All members of a self-regulatory system share a common interest in upholding high standards because any erosion of public trust can undermine the entire industry. It also raises standards across the ecosystem through a common embrace of compliance. Thus, those doing business with members of the self-regulatory system can be confident that standards are being met. Such a system is designed to cover all media, including digital. Accordingly, ASCI has begun monitoring digital platforms in addition to the already tracked print and TV media. ASCI has started with food and beverage, healthcare and education advertising on digital media as they accounted for 79% of the complaints processed last year. The service will monitor 3,000 digital platforms, including almost all search, video and display ads which cover 75% of digital ad spends. With this, ASCI is now monitoring a media horizon estimated to have more than 80% of India’s advertising spend on it.

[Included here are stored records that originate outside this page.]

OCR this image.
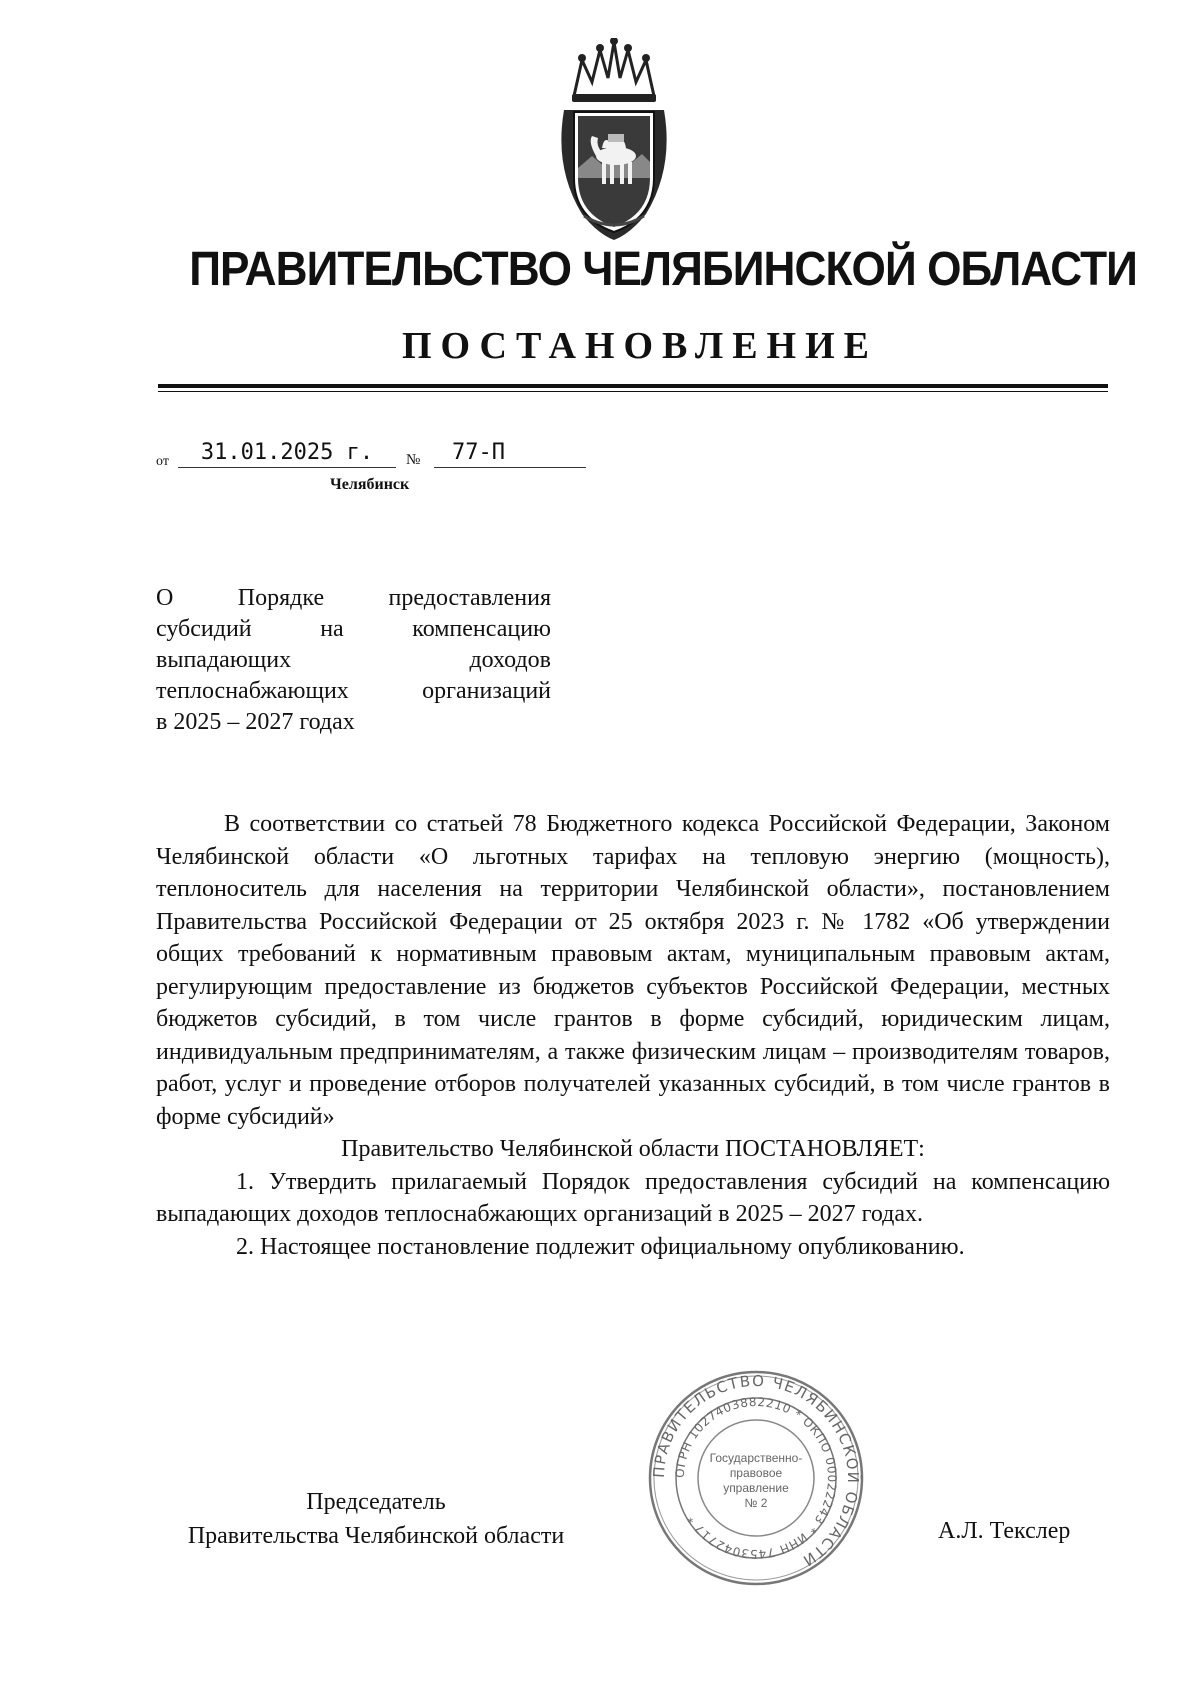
ПРАВИТЕЛЬСТВО ЧЕЛЯБИНСКОЙ ОБЛАСТИ
ПОСТАНОВЛЕНИЕ
от	31.01.2025 г.	№	77-П
Челябинск
О Порядке предоставления
субсидий на компенсацию
выпадающих доходов
теплоснабжающих организаций
в 2025 – 2027 годах

В соответствии со статьей 78 Бюджетного кодекса Российской Федерации, Законом Челябинской области «О льготных тарифах на тепловую энергию (мощность), теплоноситель для населения на территории Челябинской области», постановлением Правительства Российской Федерации от 25 октября 2023 г. № 1782 «Об утверждении общих требований к нормативным правовым актам, муниципальным правовым актам, регулирующим предоставление из бюджетов субъектов Российской Федерации, местных бюджетов субсидий, в том числе грантов в форме субсидий, юридическим лицам, индивидуальным предпринимателям, а также физическим лицам – производителям товаров, работ, услуг и проведение отборов получателей указанных субсидий, в том числе грантов в форме субсидий»

Правительство Челябинской области ПОСТАНОВЛЯЕТ:

1. Утвердить прилагаемый Порядок предоставления субсидий на компенсацию выпадающих доходов теплоснабжающих организаций в 2025 – 2027 годах.

2. Настоящее постановление подлежит официальному опубликованию.

Председатель
Правительства Челябинской области
ПРАВИТЕЛЬСТВО ЧЕЛЯБИНСКОЙ ОБЛАСТИ
ОГРН 1027403882210 * ОКПО 00022243 * ИНН 7453042717 *
Государственно-
правовое
управление
№ 2
А.Л. Текслер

There is another aspect – advertising self-regulatory principles can be adapted quickly to societal changes. Detailed regulation in many cases is not flexible or fast enough to respond to market, societal or technological changes. Rigid regulations may also stifle innovation or involve challenging compliance burdens. Self-regulation is faster and cheaper.

It’s also transparent, as evidenced by the regular publishing of redressals, codes, etc. In India, ASCI has independent complaint-assessment juries that include members of civil society such as retired judges and non-profits. As a result, the organisation is under constant scrutiny.

A relatively new inclusion is training and mentoring. By offering this, self-regulatory bodies raise awareness and, through that, better industry practices.

Lastly, there is a strong incentive to follow self-regulatory decisions because non-compliance can damage brands’ reputation and invite legal action from a government regulator. As such decisions are publicised, advertisers generally comply. In ASCI’s case, there has been a compliance level of well over 90% over the years.

It’s evident then that self-regulation works and is beneficial to everyone involved.